Böyle sevme şekli de var...
Arnavutköy'de konumuzla alakasız bir balıkçıdan çıkmış araç bekliyoruz. Hava buz gibi 'iki adım atalım ısınırız' derken, 'Alexandra'nın önünde soluklanalım dedik. Yakasında 'Serkan Altın' yazdığı aklımda kalmış, bir garson çıktı dışarı. Isıtıcıyı açmak istedi üşüdüğümüzü görünce... Ben, içeri girmeyeceğimizi, yani o akşam müşterisi olmadığımızı söyledim. 'Olsun beyefendi, siz yine de üşümeyin, başka zaman ağırlarız!, deyince, işte dedim işte dükkanını seven adam. Tek cümle ile ilk fırsatta dükkanına gitmemizi sağlayacak personel.

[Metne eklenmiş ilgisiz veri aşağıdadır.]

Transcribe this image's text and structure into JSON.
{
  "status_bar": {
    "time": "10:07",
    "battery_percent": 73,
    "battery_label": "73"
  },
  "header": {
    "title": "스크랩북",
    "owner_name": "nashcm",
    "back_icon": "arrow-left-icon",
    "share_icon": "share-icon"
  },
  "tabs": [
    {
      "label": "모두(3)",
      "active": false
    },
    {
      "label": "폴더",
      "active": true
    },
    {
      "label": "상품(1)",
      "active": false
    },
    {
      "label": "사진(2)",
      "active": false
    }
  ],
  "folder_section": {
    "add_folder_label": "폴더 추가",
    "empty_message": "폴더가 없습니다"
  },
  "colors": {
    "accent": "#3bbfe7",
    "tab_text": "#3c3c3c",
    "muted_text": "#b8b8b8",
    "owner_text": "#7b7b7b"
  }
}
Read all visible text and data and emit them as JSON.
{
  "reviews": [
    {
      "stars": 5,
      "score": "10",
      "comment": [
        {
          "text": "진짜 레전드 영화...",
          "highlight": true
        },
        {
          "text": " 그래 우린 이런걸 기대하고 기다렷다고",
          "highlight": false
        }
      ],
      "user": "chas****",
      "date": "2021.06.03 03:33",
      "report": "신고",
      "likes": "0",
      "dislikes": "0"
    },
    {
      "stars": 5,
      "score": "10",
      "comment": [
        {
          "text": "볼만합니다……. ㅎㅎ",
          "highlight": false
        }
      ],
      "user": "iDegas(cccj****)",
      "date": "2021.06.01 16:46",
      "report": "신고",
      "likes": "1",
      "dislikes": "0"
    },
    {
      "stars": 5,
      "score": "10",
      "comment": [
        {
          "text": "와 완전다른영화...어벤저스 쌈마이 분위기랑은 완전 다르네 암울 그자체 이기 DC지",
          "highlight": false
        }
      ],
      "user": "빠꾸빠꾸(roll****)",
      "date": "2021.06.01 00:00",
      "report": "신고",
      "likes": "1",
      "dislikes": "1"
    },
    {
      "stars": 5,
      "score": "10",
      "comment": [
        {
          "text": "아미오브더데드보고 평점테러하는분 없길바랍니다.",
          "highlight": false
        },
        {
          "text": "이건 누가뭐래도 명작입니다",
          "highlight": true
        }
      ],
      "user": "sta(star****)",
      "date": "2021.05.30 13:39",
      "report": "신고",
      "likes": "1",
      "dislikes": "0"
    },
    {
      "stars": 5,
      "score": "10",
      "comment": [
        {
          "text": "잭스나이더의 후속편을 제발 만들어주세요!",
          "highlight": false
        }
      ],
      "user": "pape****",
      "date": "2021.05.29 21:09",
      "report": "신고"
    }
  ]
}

Böyle sevme şekli de var...
Şimdi siz söyleyin; hangisini tercih edersiniz? İkisinde de yaklaşık olarak LEZZET aynı. Ama birinde gördüğünüz saygı orada olma isteği uyandırıyor, diğerindense kaçmak arzusundasınız. Garson arkadaşlar; dükkanınız sizin sevgilileriniz. İyi muamele edin insanlara, siz kazanırsınız. Yoksa; ne kadar ekmek, o kadar köfte...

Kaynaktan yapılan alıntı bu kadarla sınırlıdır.